Reduced lamb throughput across all states this week saw prices rise across the board for sheep and lamb markets. The Eastern States Trade Lamb Indicator (ESTLI) demonstrated the apparent supply shortage with a 51¢ gain to see it close yesterday at 788¢/kg cwt.
The biggest drop in lamb yardings was reserved for South Australia, with a 24% decline noted in saleyard numbers this week, but all states posted a fall. The curious situation is the flat line of Victorian lamb throughput this week. This is the time in the season when numbers should normally be starting to swell (Figure 1). Victorian lamb yarding levels are running 13% below the seasonal five-year average for this time in the year and at 49,302 head, it’s a whopping 34% lower than the same time last season.

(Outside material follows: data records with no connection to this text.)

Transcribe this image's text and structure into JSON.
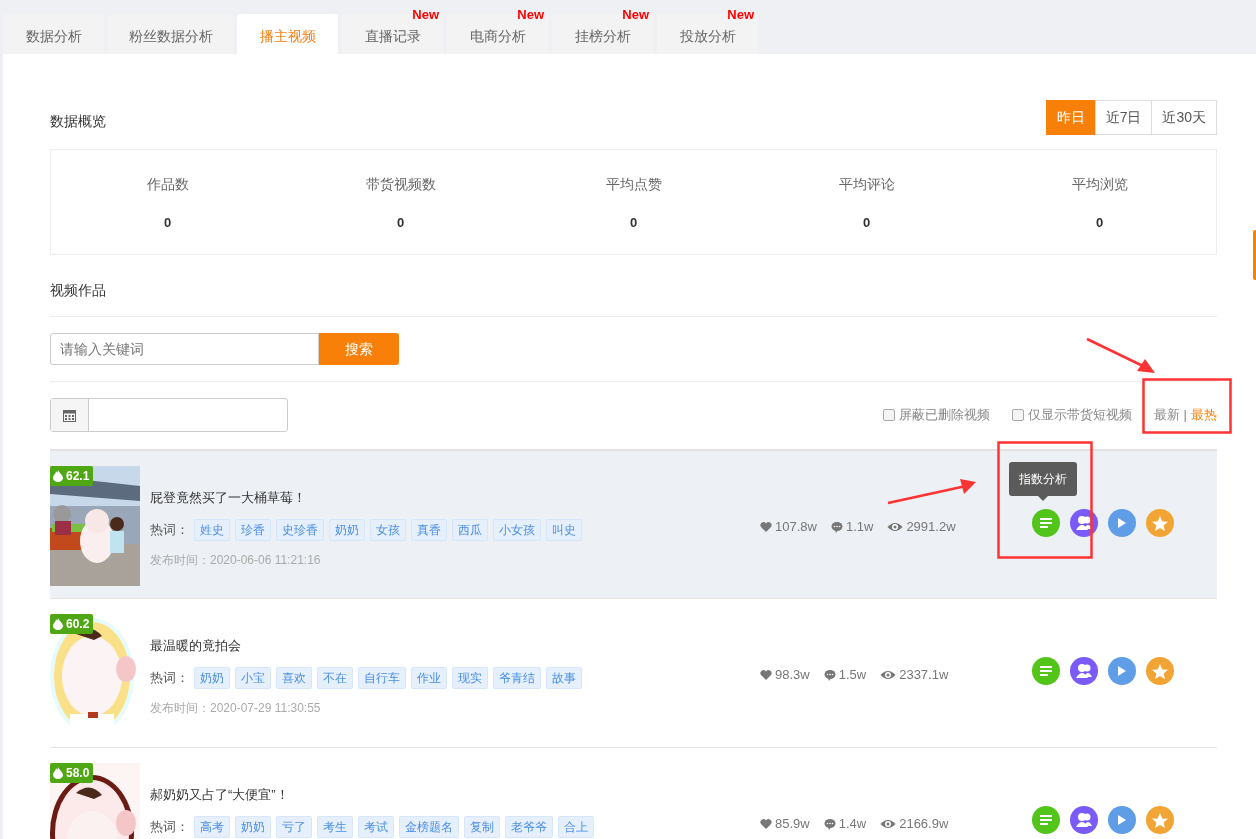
{
  "tabs": [
    {
      "label": "数据分析",
      "selected": false
    },
    {
      "label": "粉丝数据分析",
      "selected": false
    },
    {
      "label": "播主视频",
      "selected": true
    },
    {
      "label": "直播记录",
      "selected": false,
      "badge": "New"
    },
    {
      "label": "电商分析",
      "selected": false,
      "badge": "New"
    },
    {
      "label": "挂榜分析",
      "selected": false,
      "badge": "New"
    },
    {
      "label": "投放分析",
      "selected": false,
      "badge": "New"
    }
  ],
  "overview": {
    "title": "数据概览",
    "ranges": [
      {
        "label": "昨日",
        "selected": true
      },
      {
        "label": "近7日",
        "selected": false
      },
      {
        "label": "近30天",
        "selected": false
      }
    ],
    "stats": [
      {
        "label": "作品数",
        "value": "0"
      },
      {
        "label": "带货视频数",
        "value": "0"
      },
      {
        "label": "平均点赞",
        "value": "0"
      },
      {
        "label": "平均评论",
        "value": "0"
      },
      {
        "label": "平均浏览",
        "value": "0"
      }
    ]
  },
  "videos": {
    "title": "视频作品",
    "search": {
      "placeholder": "请输入关键词",
      "button": "搜索"
    },
    "filters": [
      {
        "label": "屏蔽已删除视频",
        "checked": false
      },
      {
        "label": "仅显示带货短视频",
        "checked": false
      }
    ],
    "sort": [
      {
        "label": "最新",
        "selected": false
      },
      {
        "label": "最热",
        "selected": true
      }
    ],
    "sort_separator": "|",
    "rows": [
      {
        "score": "62.1",
        "title": "屁登竟然买了一大桶草莓！",
        "keywords_label": "热词：",
        "keywords": [
          "姓史",
          "珍香",
          "史珍香",
          "奶奶",
          "女孩",
          "真香",
          "西瓜",
          "小女孩",
          "叫史"
        ],
        "published": "发布时间：2020-06-06 11:21:16",
        "likes": "107.8w",
        "comments": "1.1w",
        "views": "2991.2w",
        "highlighted": true,
        "tooltip": "指数分析"
      },
      {
        "score": "60.2",
        "title": "最温暖的竟拍会",
        "keywords_label": "热词：",
        "keywords": [
          "奶奶",
          "小宝",
          "喜欢",
          "不在",
          "自行车",
          "作业",
          "现实",
          "爷青结",
          "故事"
        ],
        "published": "发布时间：2020-07-29 11:30:55",
        "likes": "98.3w",
        "comments": "1.5w",
        "views": "2337.1w",
        "highlighted": false
      },
      {
        "score": "58.0",
        "title": "郝奶奶又占了“大便宜”！",
        "keywords_label": "热词：",
        "keywords": [
          "高考",
          "奶奶",
          "亏了",
          "考生",
          "考试",
          "金榜题名",
          "复制",
          "老爷爷",
          "合上"
        ],
        "likes": "85.9w",
        "comments": "1.4w",
        "views": "2166.9w",
        "highlighted": false
      }
    ]
  }
}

The reduced supply of lamb across the Eastern seaboard is having an impact on east coast throughput with the trend dipping back below the lower end of the normal range for the first time in over four months (Figure 2). East coast lamb yarding levels are trekking 15% below seasonal average levels and the lack of supply is evident in price activity this week.
The NLRS reported eastern states daily indicators posted price gains across all categories of lamb ranging between 25-85¢, with Heavy Lamb managing to break back above the 800¢ level to close at 825¢/kg cwt. Even east coast mutton managed to lift 14¢ on the week to close at 466¢, that’s despite sheep yarding levels on the east coast remaining elevated. Indeed, east coast mutton throughput is running 48% above the five-year average for this time in the season with NSW and Victorian saleyards the key contributors to the additional supply.
What does it mean/next week?:
The Bureau of Meteorology released their updated rainfall outlook yesterday and it paints a dire picture for November with most of the country expected to have a drier than normal end to spring (Figure 3).
If this isn’t enough to shake out any remaining lambs in the next few weeks then I’m not sure what will. Expect to see Victorian lamb yarding levels start to swell in the coming month and this is likely to put a cap on further price gains in the ESTLI for the short term.